Highlights of this newsletter: A collection of ML papers on cats; a tool for multi-agent reinforcement learning; a lightweight library for training GANs; a tool for creating unsupervised multilingual embeddings; an introduction to Gaussian Processes; a tutorial on using the Word Mover’s Distance; an introduction to Gradient Boosting; everything you need to know about Neuroevolution; many more highlights, slides, and presentations from NIPS 2017.
“[T]he algorithm is the thing we had a relationship with since the beginning. […] We learned to fuel it and do whatever it took to please the algorithm.”
- a dystopian quote by a Youtube creator on his relationship with Youtube (source: Buzzfeed)
Arguably, 90% of the Internet is cats. Understanding, modeling and synthesizing our feline friends is thus an important research problem. This website highlights all recent ML papers that employ cats in different ways.
Git is hard: screwing up is easy, and figuring out how to fix your mistakes is next to impossible, as in many cases, you already need to know the solution to your problem in order to be able to google for it. This website contains the most common problems in git and their solutions in plain English.
Gaussian Processes may not be as hyped as Deep Neural Networks, but are useful in many ways, e.g. optimizing your hyperparameters (Bayesian Optimization), obtaining confidence estimates, etc. Alex Bridgland provides an excellent intro to GPs in this blog post. You can find the notebook here.
We are very good at measuring the similarity between words (using e.g. word2vec) but what about documents? Word Mover’s Distance (adapted from Earth Mover’s Distance) provides an intuitive way on how to do this and gensim clearly shows how to use the technique in this excellent tutorial.
OpenAI first showed that Evolution Strategies (ES) can be used to train deep neural networks. This blog post highlights a set of compelling findings from 5 recent papers of Uber Engineering that suggest that using genetic algorithms may be a competitive alternative to SGD for training deep neural networks for reinforcement learning.
The main neuroevolution paper from Uber. A simple genetic algorithm (GA) outperforms Q-learning (DQN) and policy gradients (A3C) on hard deep RL problems. The GA parallelizes better than (and is thus faster than) ES, A3C, and DQN. Surprisingly, on some games even random search substantially outperforms DQN, A3C, and ES (but not the GA).

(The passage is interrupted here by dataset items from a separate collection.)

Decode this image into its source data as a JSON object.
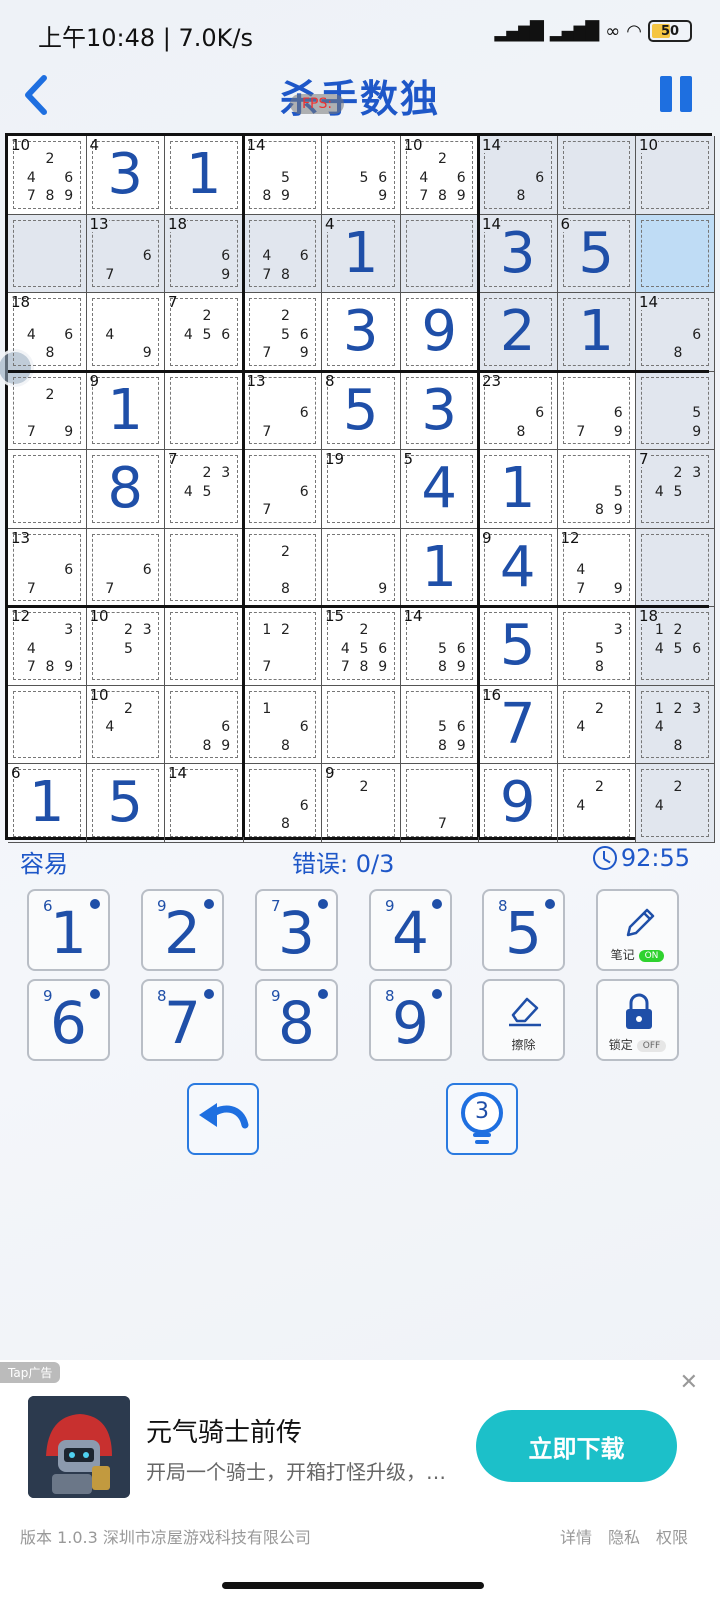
{
  "status_bar": {
    "time": "上午10:48 | 7.0K/s",
    "battery": "50",
    "signal1": "HD",
    "signal2": "HD"
  },
  "header": {
    "title": "杀手数独",
    "fps": "FPS:"
  },
  "board": {
    "cells": [
      [
        "10",
        "4",
        "",
        "14",
        "",
        "10",
        "14",
        "",
        "10"
      ],
      [
        "",
        "13",
        "18",
        "",
        "4",
        "",
        "14",
        "6",
        ""
      ],
      [
        "18",
        "",
        "7",
        "",
        "",
        "",
        "",
        "",
        "14"
      ],
      [
        "",
        "9",
        "",
        "13",
        "8",
        "",
        "23",
        "",
        ""
      ],
      [
        "",
        "",
        "7",
        "",
        "19",
        "5",
        "",
        "",
        "7"
      ],
      [
        "13",
        "",
        "",
        "",
        "",
        "",
        "9",
        "12",
        ""
      ],
      [
        "12",
        "10",
        "",
        "",
        "15",
        "14",
        "",
        "",
        "18"
      ],
      [
        "",
        "10",
        "",
        "",
        "",
        "",
        "16",
        "",
        ""
      ],
      [
        "6",
        "",
        "14",
        "",
        "9",
        "",
        "",
        "",
        ""
      ]
    ],
    "values": [
      [
        "",
        "3",
        "1",
        "",
        "",
        "",
        "",
        "",
        ""
      ],
      [
        "",
        "",
        "",
        "",
        "1",
        "",
        "3",
        "5",
        ""
      ],
      [
        "",
        "",
        "",
        "",
        "3",
        "9",
        "2",
        "1",
        ""
      ],
      [
        "",
        "1",
        "",
        "",
        "5",
        "3",
        "",
        "",
        ""
      ],
      [
        "",
        "8",
        "",
        "",
        "",
        "4",
        "1",
        "",
        ""
      ],
      [
        "",
        "",
        "",
        "",
        "",
        "1",
        "4",
        "",
        ""
      ],
      [
        "",
        "",
        "",
        "",
        "",
        "",
        "5",
        "",
        ""
      ],
      [
        "",
        "",
        "",
        "",
        "",
        "",
        "7",
        "",
        ""
      ],
      [
        "1",
        "5",
        "",
        "",
        "",
        "",
        "9",
        "",
        ""
      ]
    ],
    "notes": [
      [
        [
          "",
          "2",
          "",
          "4",
          "",
          "6",
          "7",
          "8",
          "9"
        ],
        [],
        [],
        [
          "",
          "",
          "",
          "",
          "5",
          "",
          "8",
          "9",
          ""
        ],
        [
          "",
          "",
          "",
          "",
          "5",
          "6",
          "",
          "",
          "9"
        ],
        [
          "",
          "2",
          "",
          "4",
          "",
          "6",
          "7",
          "8",
          "9"
        ],
        [
          "",
          "",
          "",
          "",
          "",
          "6",
          "",
          "8",
          ""
        ],
        [],
        []
      ],
      [
        [],
        [
          "",
          "",
          "",
          "",
          "",
          "6",
          "7",
          "",
          ""
        ],
        [
          "",
          "",
          "",
          "",
          "",
          "6",
          "",
          "",
          "9"
        ],
        [
          "",
          "",
          "",
          "4",
          "",
          "6",
          "7",
          "8",
          ""
        ],
        [],
        [],
        [],
        [],
        []
      ],
      [
        [
          "",
          "",
          "",
          "4",
          "",
          "6",
          "",
          "8",
          ""
        ],
        [
          "",
          "",
          "",
          "4",
          "",
          "",
          "",
          "",
          "9"
        ],
        [
          "",
          "2",
          "",
          "4",
          "5",
          "6",
          "",
          "",
          ""
        ],
        [
          "",
          "2",
          "",
          "",
          "5",
          "6",
          "7",
          "",
          "9"
        ],
        [],
        [],
        [],
        [],
        [
          "",
          "",
          "",
          "",
          "",
          "6",
          "",
          "8",
          ""
        ]
      ],
      [
        [
          "",
          "2",
          "",
          "",
          "",
          "",
          "7",
          "",
          "9"
        ],
        [],
        [],
        [
          "",
          "",
          "",
          "",
          "",
          "6",
          "7",
          "",
          ""
        ],
        [],
        [],
        [
          "",
          "",
          "",
          "",
          "",
          "6",
          "",
          "8",
          ""
        ],
        [
          "",
          "",
          "",
          "",
          "",
          "6",
          "7",
          "",
          "9"
        ],
        [
          "",
          "",
          "",
          "",
          "",
          "5",
          "",
          "",
          "9"
        ]
      ],
      [
        [],
        [],
        [
          "",
          "2",
          "3",
          "4",
          "5",
          "",
          "",
          "",
          ""
        ],
        [
          "",
          "",
          "",
          "",
          "",
          "6",
          "7",
          "",
          ""
        ],
        [],
        [],
        [],
        [
          "",
          "",
          "",
          "",
          "",
          "5",
          "",
          "8",
          "9"
        ],
        [
          "",
          "2",
          "3",
          "4",
          "5",
          "",
          "",
          "",
          ""
        ]
      ],
      [
        [
          "",
          "",
          "",
          "",
          "",
          "6",
          "7",
          "",
          ""
        ],
        [
          "",
          "",
          "",
          "",
          "",
          "6",
          "7",
          "",
          ""
        ],
        [],
        [
          "",
          "2",
          "",
          "",
          "",
          "",
          "",
          "8",
          ""
        ],
        [
          "",
          "",
          "",
          "",
          "",
          "",
          "",
          "",
          "9"
        ],
        [],
        [],
        [
          "",
          "",
          "",
          "4",
          "",
          "",
          "7",
          "",
          "9"
        ],
        []
      ],
      [
        [
          "",
          "",
          "3",
          "4",
          "",
          "",
          "7",
          "8",
          "9"
        ],
        [
          "",
          "2",
          "3",
          "",
          "5",
          "",
          "",
          "",
          ""
        ],
        [],
        [
          "1",
          "2",
          "",
          "",
          "",
          "",
          "7",
          "",
          ""
        ],
        [
          "",
          "2",
          "",
          "4",
          "5",
          "6",
          "7",
          "8",
          "9"
        ],
        [
          "",
          "",
          "",
          "",
          "5",
          "6",
          "",
          "8",
          "9"
        ],
        [],
        [
          "",
          "",
          "3",
          "",
          "5",
          "",
          "",
          "8",
          ""
        ],
        [
          "1",
          "2",
          "",
          "4",
          "5",
          "6",
          "",
          "",
          ""
        ]
      ],
      [
        [],
        [
          "",
          "2",
          "",
          "4",
          "",
          "",
          "",
          "",
          ""
        ],
        [
          "",
          "",
          "",
          "",
          "",
          "6",
          "",
          "8",
          "9"
        ],
        [
          "1",
          "",
          "",
          "",
          "",
          "6",
          "",
          "8",
          ""
        ],
        [],
        [
          "",
          "",
          "",
          "",
          "5",
          "6",
          "",
          "8",
          "9"
        ],
        [],
        [
          "",
          "2",
          "",
          "4",
          "",
          "",
          "",
          "",
          ""
        ],
        [
          "1",
          "2",
          "3",
          "4",
          "",
          "",
          "",
          "8",
          ""
        ]
      ],
      [
        [],
        [],
        [],
        [
          "",
          "",
          "",
          "",
          "",
          "6",
          "",
          "8",
          ""
        ],
        [
          "",
          "2",
          "",
          "",
          "",
          "",
          "",
          "",
          ""
        ],
        [
          "",
          "",
          "",
          "",
          "",
          "",
          "",
          "7",
          ""
        ],
        [],
        [
          "",
          "2",
          "",
          "4",
          "",
          "",
          "",
          "",
          ""
        ],
        [
          "",
          "2",
          "",
          "4",
          "",
          "",
          "",
          "",
          ""
        ]
      ]
    ]
  },
  "info": {
    "difficulty": "容易",
    "errors": "错误: 0/3",
    "timer": "92:55"
  },
  "keypad": {
    "keys": [
      {
        "num": "1",
        "count": "6"
      },
      {
        "num": "2",
        "count": "9"
      },
      {
        "num": "3",
        "count": "7"
      },
      {
        "num": "4",
        "count": "9"
      },
      {
        "num": "5",
        "count": "8"
      },
      {
        "num": "6",
        "count": "9"
      },
      {
        "num": "7",
        "count": "8"
      },
      {
        "num": "8",
        "count": "9"
      },
      {
        "num": "9",
        "count": "8"
      }
    ],
    "note_label": "笔记",
    "note_state": "ON",
    "erase_label": "擦除",
    "lock_label": "锁定",
    "lock_state": "OFF"
  },
  "actions": {
    "hint_count": "3"
  },
  "ad": {
    "tag": "Tap广告",
    "title": "元气骑士前传",
    "desc": "开局一个骑士，开箱打怪升级，…",
    "cta": "立即下载"
  },
  "footer": {
    "version": "版本 1.0.3   深圳市凉屋游戏科技有限公司",
    "details": "详情",
    "privacy": "隐私",
    "permissions": "权限"
  },
  "colors": {
    "accent": "#1e57c8",
    "digit": "#1f4fa8",
    "shaded": "#e1e6ee",
    "selected": "#bfdcf5",
    "cta": "#1cc0c9"
  }
}
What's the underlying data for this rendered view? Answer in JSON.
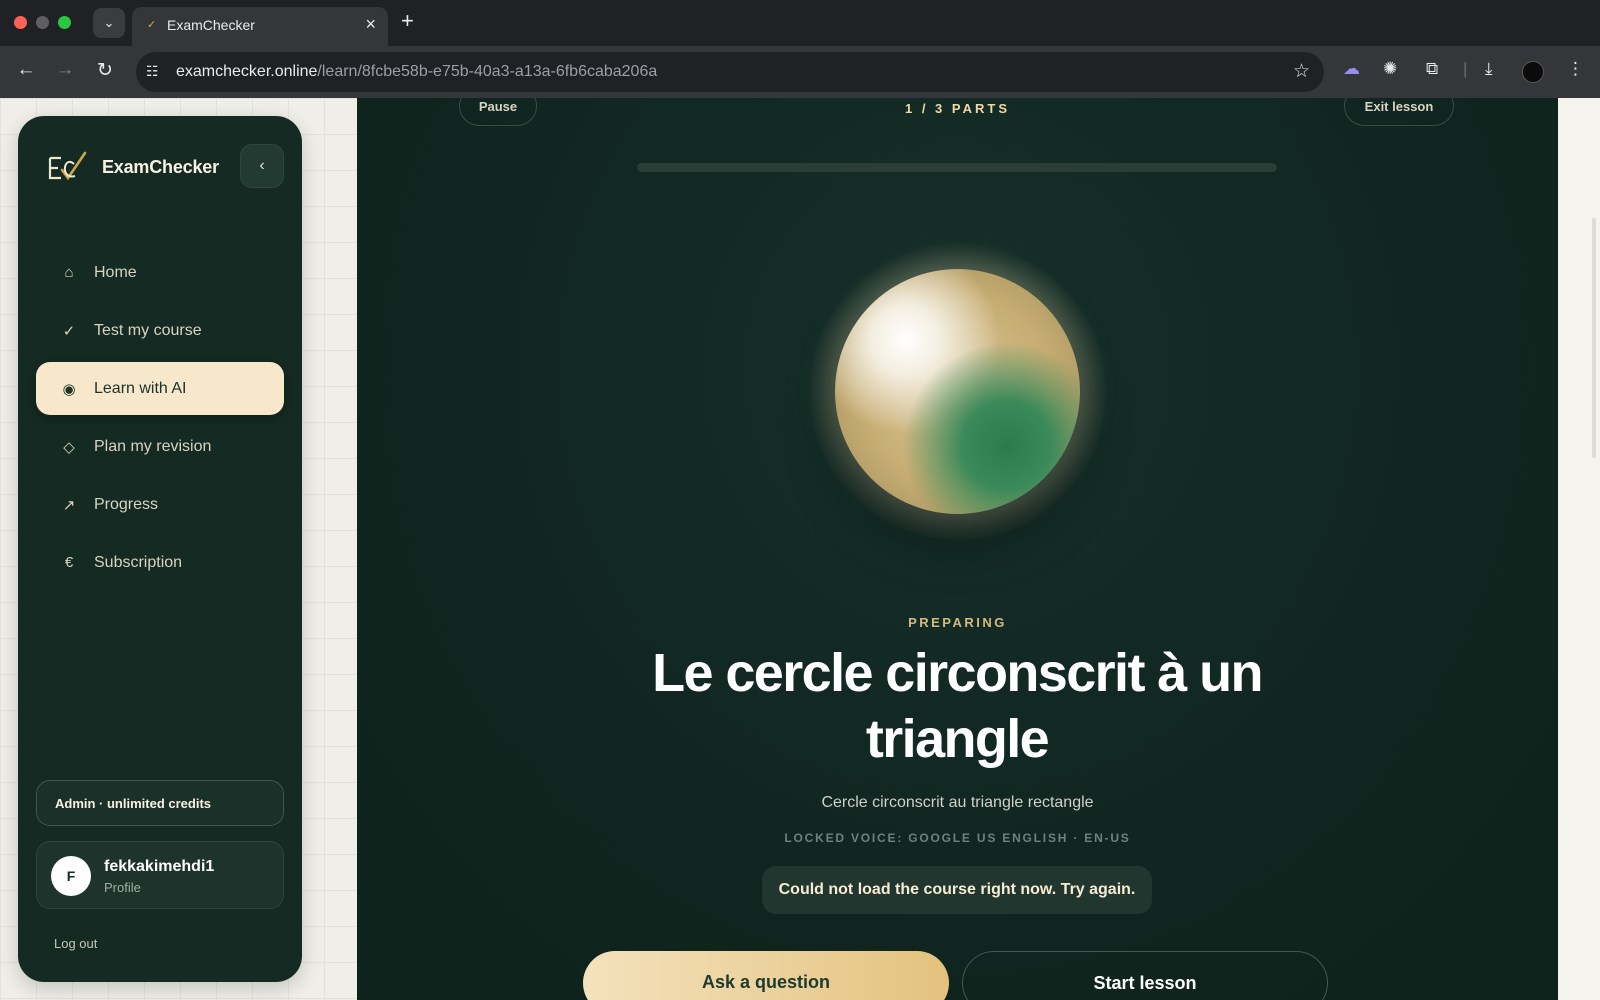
{
  "browser": {
    "tab_title": "ExamChecker",
    "url_host": "examchecker.online",
    "url_path": "/learn/8fcbe58b-e75b-40a3-a13a-6fb6caba206a"
  },
  "sidebar": {
    "brand": "ExamChecker",
    "items": [
      {
        "label": "Home",
        "icon": "⌂",
        "icon_name": "home-icon"
      },
      {
        "label": "Test my course",
        "icon": "✓",
        "icon_name": "check-icon"
      },
      {
        "label": "Learn with AI",
        "icon": "◉",
        "icon_name": "radio-dot-icon",
        "active": true
      },
      {
        "label": "Plan my revision",
        "icon": "◇",
        "icon_name": "diamond-icon"
      },
      {
        "label": "Progress",
        "icon": "↗",
        "icon_name": "trend-arrow-icon"
      },
      {
        "label": "Subscription",
        "icon": "€",
        "icon_name": "euro-icon"
      }
    ],
    "credits": "Admin · unlimited credits",
    "profile": {
      "initial": "F",
      "name": "fekkakimehdi1",
      "subtitle": "Profile"
    },
    "logout": "Log out"
  },
  "lesson": {
    "pause": "Pause",
    "parts": "1 / 3 PARTS",
    "exit": "Exit lesson",
    "progress_fraction": 0.0,
    "status": "PREPARING",
    "title": "Le cercle circonscrit à un triangle",
    "subtitle": "Cercle circonscrit au triangle rectangle",
    "voice": "LOCKED VOICE: GOOGLE US ENGLISH · EN-US",
    "error": "Could not load the course right now. Try again.",
    "ask_button": "Ask a question",
    "start_button": "Start lesson"
  },
  "colors": {
    "sidebar_bg": "#142a23",
    "accent_cream": "#f7e8cc",
    "gold": "#d9b867"
  }
}
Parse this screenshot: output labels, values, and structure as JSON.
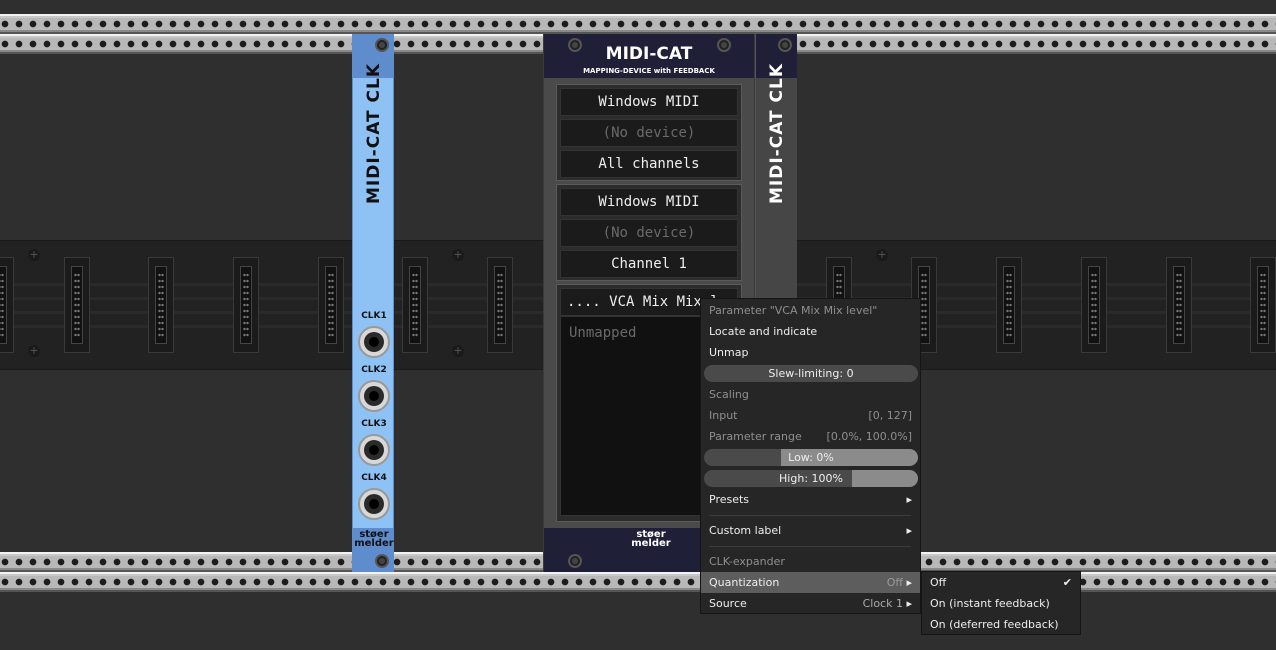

With recent advances in speech synthesis, audio samples are now more human-like than ever. This website contains audio samples from the current state-of-the-art model Tacotron 2 as well as a Turing test. Can you differentiate the Tacotron 2 output from speech produced by a human?
The Toxic Comment Classification Challenge on kaggle challenges you to build a model that is able to detect different types of toxicity like threats, obscenity, insults, and identity-based hate in online comments. N-gram based features are useful in this competition and NB-SVM is a strong baseline.
Awni Hannun gives some practical tips for training sequence-to-sequence models with
attention and focuses on a few tips which even Deep Learning practitioners mihgt y . If you have experience training other types of deep neural networks,
pretty much all of it applies here. This article focuses on a few tips you
might not know about, even with experience training other models.
The polite tone of personal assistants such as Siri and Alexa can get boring at times. Personal assistants often try to add jokes in order to come across as more interesting; a chatbot in Russia takes this one step further and employs a lot of sass and dark humor, much to the enjoyment of its 1.5M daily active users.
Discrimination and harassment is a big issue in the tech sector, but has also recently become a problem at ML conferences. This blog post by Stephen Merity discusses steps that we can take to make our community and conferences more inclusive.
Textio analyzes what the language used in 25,000 recent job descriptions tells us about the corporate cultural norms of leading tech companies. For example, Amazon emphasizes a “fast-paced environment”, while FB highlights “our family”.
Ali Rahimi and Ben Recht expand on a few points raised in response to their somewhat controversial “test of time” talk, which highlighted the growing gap between our field’s understanding of its techniques and its practical successes.
The presentations of all speakers at the Deep Learning At Supercomputer Scale Workshop that aims to reduce the training time of neural network models and increase the productivity of machine learning researchers.
A new entrant in the increasingly crowded space of Neural Machine Translation frameworks. Sockeye is a production-ready framework as well as a research platform in Python and built on MXNet that provides scalable training and and inference for the most prominent encoder-decoder architectures.
A new reading comprehension and question answering dataset by researchers from DeepMind that makes the task of reading comprehension more complex by requiring the model to read entire books or movie scripts and answer questions about them.
On many hard tasks such as object recognition on CIFAR-100 or ImageNet, machine translation, or language modeling, SGD generalizes better than Adam. I have outlined in a recent blog post different recent approaches that try to mitigate this. Researchers from Salesforce Research propose a simple method that switches from Adam to SGD whenever a triggering condition is evoked and thus helps with genrealization.